Apesar de se dizer que a consciência ambiental das empresas tem aumentado nos últimos anos, uma análise um pouco mais cuidadosa da conduta da indústria nacional pode revelar sinais contrários a essa afirmação. O mercado de gerenciamento de resíduos industriais, por exemplo, ainda sofre para superar seus principais obstáculos de crescimento.

É triste consenso entre os participantes desse mercado, sobretudo entre as empresas de tratamento de resíduos, que a maioria das indústrias geradoras está longe de considerar a sério a questão ambiental. “O grosso ainda encara o gerenciamento como um custo a ser evitado, sem retorno.

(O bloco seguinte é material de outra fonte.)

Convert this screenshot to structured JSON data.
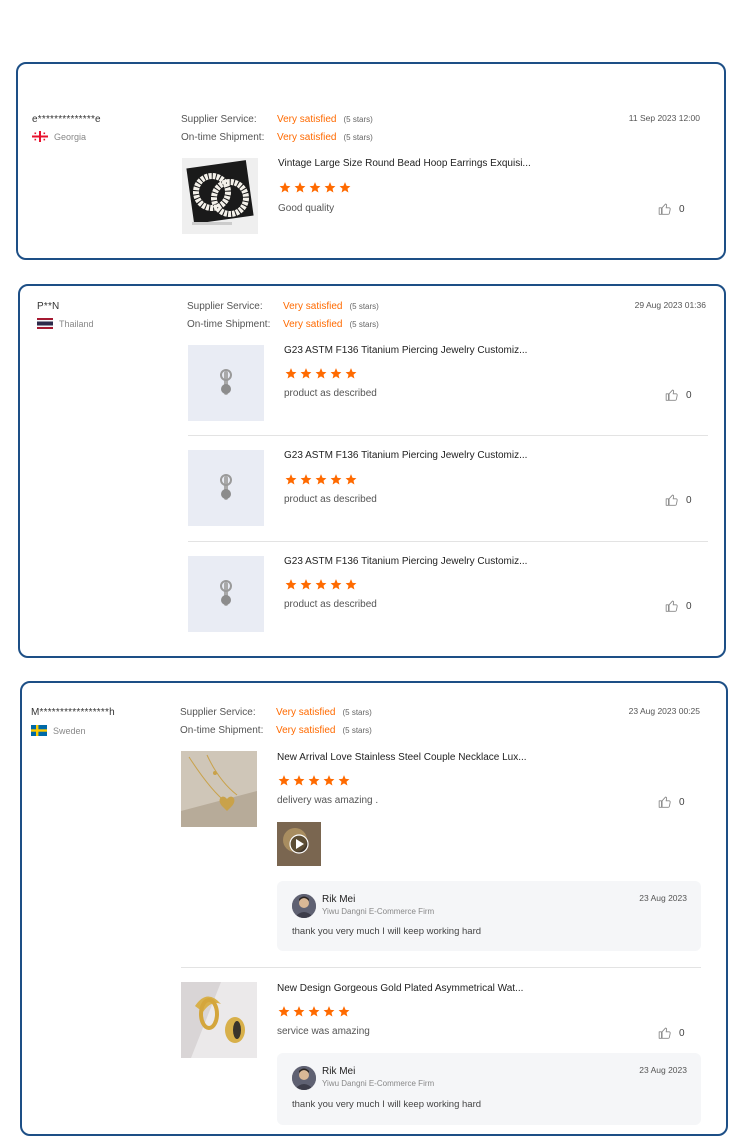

Infelizmente são poucos os que enxergam a gestão de risco como fator de vantagem competitiva e de sobrevivência financeira”, afirmou Carlos Roberto Fernandes, diretor presidente da Essencis, joint venture entre os grupos Camargo Corrêa e Suez Ambiental formalizada para operar aterros, unidades de blendagem para co-processamento e incinerador, além de sistemas de remediação de sítios contaminados.

A visão das geradoras muito focada no custo, sob uma perspectiva de maior importância, se reflete em risco social, uma vez que incentiva o uso de alternativas as mais baratas possíveis, desde o armazenamento de resíduos no quintal da empresa até a contratação de soluções indevidas, como o despejo em lixões e aterros impróprios. Já sob o ponto de vista comercial das empresas de tratamento de resíduos, a conduta das geradoras mantém estacionados os preços das principais tecnologias de destinação nos últimos anos. Concorrendo com a má vontade socioambiental dos clientes e com os preços menores das soluções “duvidosas”, operadores de aterros, incineradores, unidades de blendagem para co-processamento em fornos de cimento e de outras tecnologias corretas e legalizadas ficam sem poder de negociação para corrigir os preços de seus serviços.

Em razão desse cenário, segundo Breno Palma, diretor geral da Veolia Serviços Ambientais – empresa proprietária de moderna central de tratamento de resíduos classe 1 e 2 em Tremembé-SP e de unidade de blendagem em Sorocaba-SP –, de dez anos para cá o mercado cresceu muito aquém do esperado. “Levando em conta o potencial gerador, o crescimento anual deveria ser de três a quatro vezes maior”, afirma Palma. Apesar do aumento de volume de resíduos tratados, visto que antes desse período havia pouquíssima ou nenhuma alternativa correta de tratamento, os preços das principais destinações caíram ou se mantiveram na última década.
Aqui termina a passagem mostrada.